Methods: Brain data were acquired from two volunteers using a 3T MR scanner (Ingenia, Philips Healthcare). The FID and GRE images were acquired in a single acquisition using a 3D radial readout sequence with the following parameters: TE1=0.142ms (ultra-short), TE2=2.197ms (nearly in-phase), 2*2*2mm3 isotropic voxels, 250*250*250mm3 FOV. To reduce the acquisition time, k-space was sampled at 75, 50 and 25% of a full 3D sphere . The TE2 image was subtracted from the TE1 image to generate the BE images. The BE images were used to generate DRRs using the Pinnacle treatment planning system (Philips-version 9.2). The quality of the DRRs was evaluated qualitatively by 5 board certified medical physicists for clinical usefulness.

Results: The acquisition time for 75, 50 and 25% sampling schemes were 219s, 146s, and 73s, respectively, the latter of which was a four-fold reduction in scan time compared to a 300s fully-sampled acquisition. All DRRs obtained were of acceptable quality and were shown to have sufficient information for clinical 2D image matching.

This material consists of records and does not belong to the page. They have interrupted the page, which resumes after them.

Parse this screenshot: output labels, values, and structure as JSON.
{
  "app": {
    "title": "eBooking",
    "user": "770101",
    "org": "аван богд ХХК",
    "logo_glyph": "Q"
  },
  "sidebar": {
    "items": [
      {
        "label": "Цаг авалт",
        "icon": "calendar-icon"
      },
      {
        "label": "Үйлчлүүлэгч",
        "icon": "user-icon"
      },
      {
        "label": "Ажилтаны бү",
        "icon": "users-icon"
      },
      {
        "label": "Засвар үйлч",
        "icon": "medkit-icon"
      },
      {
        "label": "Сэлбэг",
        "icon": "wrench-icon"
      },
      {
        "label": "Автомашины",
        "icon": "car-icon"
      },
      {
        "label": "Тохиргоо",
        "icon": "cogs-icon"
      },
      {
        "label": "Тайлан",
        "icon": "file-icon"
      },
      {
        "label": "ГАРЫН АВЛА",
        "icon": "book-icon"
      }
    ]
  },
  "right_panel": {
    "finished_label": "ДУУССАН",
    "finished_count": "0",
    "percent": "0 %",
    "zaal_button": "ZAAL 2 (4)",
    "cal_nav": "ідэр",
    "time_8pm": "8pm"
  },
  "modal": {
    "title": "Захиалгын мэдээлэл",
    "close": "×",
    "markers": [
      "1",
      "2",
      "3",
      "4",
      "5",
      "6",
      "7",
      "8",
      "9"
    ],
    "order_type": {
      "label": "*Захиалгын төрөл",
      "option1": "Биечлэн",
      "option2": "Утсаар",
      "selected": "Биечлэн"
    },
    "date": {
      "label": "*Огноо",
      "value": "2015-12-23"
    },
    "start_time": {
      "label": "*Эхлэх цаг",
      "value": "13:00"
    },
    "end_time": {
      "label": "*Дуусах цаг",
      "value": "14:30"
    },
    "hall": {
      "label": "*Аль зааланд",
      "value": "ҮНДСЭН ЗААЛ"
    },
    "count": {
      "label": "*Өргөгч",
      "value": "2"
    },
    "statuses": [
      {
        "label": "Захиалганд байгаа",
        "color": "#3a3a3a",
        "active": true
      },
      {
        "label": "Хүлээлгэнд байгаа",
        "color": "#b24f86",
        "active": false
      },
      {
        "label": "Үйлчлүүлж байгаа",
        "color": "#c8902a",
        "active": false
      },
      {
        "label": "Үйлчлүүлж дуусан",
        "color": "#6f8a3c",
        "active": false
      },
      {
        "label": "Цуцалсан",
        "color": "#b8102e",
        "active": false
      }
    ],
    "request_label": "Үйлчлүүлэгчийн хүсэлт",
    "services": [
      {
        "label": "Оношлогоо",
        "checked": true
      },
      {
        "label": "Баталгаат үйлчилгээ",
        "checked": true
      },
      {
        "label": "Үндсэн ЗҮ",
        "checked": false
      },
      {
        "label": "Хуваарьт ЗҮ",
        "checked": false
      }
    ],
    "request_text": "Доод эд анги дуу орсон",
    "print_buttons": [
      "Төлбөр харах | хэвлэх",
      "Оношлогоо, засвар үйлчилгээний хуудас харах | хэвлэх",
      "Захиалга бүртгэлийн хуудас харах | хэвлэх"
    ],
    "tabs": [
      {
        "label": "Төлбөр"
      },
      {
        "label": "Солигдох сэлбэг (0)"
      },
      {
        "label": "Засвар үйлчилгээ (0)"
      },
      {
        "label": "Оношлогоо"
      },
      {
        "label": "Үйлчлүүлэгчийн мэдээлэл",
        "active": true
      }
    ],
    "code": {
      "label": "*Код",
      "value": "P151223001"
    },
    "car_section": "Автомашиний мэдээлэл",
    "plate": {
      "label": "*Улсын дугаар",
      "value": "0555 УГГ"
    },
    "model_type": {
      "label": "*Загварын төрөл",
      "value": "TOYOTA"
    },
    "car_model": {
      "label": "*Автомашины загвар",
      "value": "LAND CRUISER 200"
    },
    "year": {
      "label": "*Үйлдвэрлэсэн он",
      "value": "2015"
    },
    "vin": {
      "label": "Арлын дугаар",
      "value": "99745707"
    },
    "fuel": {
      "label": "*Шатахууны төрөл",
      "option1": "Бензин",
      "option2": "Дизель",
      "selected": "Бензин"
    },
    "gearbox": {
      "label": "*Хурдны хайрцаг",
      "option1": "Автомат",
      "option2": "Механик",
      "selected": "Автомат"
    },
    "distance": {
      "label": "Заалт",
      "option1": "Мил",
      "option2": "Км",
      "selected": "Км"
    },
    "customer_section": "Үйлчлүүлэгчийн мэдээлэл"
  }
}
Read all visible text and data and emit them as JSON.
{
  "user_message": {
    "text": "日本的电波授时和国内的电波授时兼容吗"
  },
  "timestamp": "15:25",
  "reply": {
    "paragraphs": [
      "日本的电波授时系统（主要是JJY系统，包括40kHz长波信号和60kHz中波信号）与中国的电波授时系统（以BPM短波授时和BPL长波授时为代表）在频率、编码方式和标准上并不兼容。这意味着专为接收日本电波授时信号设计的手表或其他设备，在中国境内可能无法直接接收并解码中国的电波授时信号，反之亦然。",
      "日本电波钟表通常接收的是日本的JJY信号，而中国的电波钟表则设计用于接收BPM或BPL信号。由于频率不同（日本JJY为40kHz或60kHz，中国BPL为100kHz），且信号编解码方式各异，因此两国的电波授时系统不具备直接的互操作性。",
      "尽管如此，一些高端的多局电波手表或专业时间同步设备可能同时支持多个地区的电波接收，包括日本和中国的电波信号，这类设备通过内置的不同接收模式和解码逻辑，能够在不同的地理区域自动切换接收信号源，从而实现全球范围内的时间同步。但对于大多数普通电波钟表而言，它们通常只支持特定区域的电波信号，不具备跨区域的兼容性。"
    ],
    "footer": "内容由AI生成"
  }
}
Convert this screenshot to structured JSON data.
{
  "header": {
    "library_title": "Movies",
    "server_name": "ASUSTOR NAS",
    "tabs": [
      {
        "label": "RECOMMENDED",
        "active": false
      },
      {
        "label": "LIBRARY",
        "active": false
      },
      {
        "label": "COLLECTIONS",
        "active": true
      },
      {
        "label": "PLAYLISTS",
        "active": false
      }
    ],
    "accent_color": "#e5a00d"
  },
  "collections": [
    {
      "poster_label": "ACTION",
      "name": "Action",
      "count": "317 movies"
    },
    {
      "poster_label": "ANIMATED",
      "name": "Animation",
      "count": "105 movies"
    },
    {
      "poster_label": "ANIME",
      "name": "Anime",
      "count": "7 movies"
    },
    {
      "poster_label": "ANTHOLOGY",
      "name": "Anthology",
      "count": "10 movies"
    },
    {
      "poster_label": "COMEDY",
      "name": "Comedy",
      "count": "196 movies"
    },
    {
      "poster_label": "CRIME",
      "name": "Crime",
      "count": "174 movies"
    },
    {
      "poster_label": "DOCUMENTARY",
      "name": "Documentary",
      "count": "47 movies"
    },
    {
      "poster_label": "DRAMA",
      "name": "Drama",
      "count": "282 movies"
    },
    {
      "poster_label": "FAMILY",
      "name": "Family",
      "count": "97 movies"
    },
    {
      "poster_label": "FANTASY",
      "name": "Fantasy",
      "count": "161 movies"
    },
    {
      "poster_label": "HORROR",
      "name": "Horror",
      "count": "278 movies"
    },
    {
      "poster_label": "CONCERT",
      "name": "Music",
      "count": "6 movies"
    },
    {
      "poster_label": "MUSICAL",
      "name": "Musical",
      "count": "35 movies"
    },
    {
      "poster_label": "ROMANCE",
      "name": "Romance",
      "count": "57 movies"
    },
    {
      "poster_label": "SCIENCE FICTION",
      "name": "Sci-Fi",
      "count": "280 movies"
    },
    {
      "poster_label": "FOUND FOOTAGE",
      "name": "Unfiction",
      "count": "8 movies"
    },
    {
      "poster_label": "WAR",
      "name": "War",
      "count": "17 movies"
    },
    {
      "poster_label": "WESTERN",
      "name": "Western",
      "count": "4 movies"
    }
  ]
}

Conclusion: Undersampling k-space while maintaining the same range of frequency information results in significantly reduced scan time and clinically acceptable DRR image quality.

Funding Support, Disclosures, and Conflict of Interest: Drs. B Traughber and R Muzic have research support from Philips Healthcare. Drs. M Traughber and L Hu are employees of Philips Healthcare.